Working men sometimes don’t care if the biryani they cooked during the weekend hasn’t turned out as special as they expected it to be, or they at least don’t hyperventilate about it. But most working women want even their daily cooking to be perfect and appreciated.  Be it managing the help, or the family responsibilities, the working woman strives hard to keep it perfect and often guilt trips herself if things fall in between.

 It’s hard convincing your own mind and being open to say its ‘OK’ to not be good at everything.

 Have there been any instances of gender biases in your career? If yes, how did it impact you? 

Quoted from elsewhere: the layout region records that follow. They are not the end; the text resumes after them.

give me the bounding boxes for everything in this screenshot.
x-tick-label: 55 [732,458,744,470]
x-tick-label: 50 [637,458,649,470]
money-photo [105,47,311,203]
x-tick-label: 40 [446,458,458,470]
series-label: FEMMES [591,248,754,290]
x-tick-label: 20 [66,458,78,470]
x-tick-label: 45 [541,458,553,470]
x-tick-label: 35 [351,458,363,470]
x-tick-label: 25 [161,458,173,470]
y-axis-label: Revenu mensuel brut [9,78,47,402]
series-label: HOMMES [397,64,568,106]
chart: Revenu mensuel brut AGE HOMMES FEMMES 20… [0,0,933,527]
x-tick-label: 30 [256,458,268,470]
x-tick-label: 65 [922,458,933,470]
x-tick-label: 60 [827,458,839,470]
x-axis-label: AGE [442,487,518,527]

I have grown up with boys as friends. I was always treated as an equal, be it in sports or in academics. So I never believed in the definition of gender roles. We were an all-woman family, so again I never knew or understood the concept of bias.

 However, when you start your professional journey you understand these nuances as you work with people who come from different mindsets.

I never let it bother me. I learned quickly to rise above it, be my best self and gave myself wholeheartedly to whatever task I did. The rest will follow, and it did.

Is there a pay gap in the industry? If yes, what could be the major reason behind it?

I think we have come a long way and today skills and potential are given more importance than gender. I know some great men and women in the business today who are making a mark and carrying the industry forward as a whole.

 What are the major challenges that women in the industry face? Any major hurdle that you faced in the past?

PR is a demanding industry where we often work round the clock and find ourselves in stressful situations/crisis. Managing stress at work, while ensuring a healthy work-life balance, with enough time for friends and family could be challenging. We have to individually plan our days better to ensure we give all aspects of our lives equal time and attention.

 What is your message to women in the industry?

 Believe in yourself, challenge the status quo and never give up!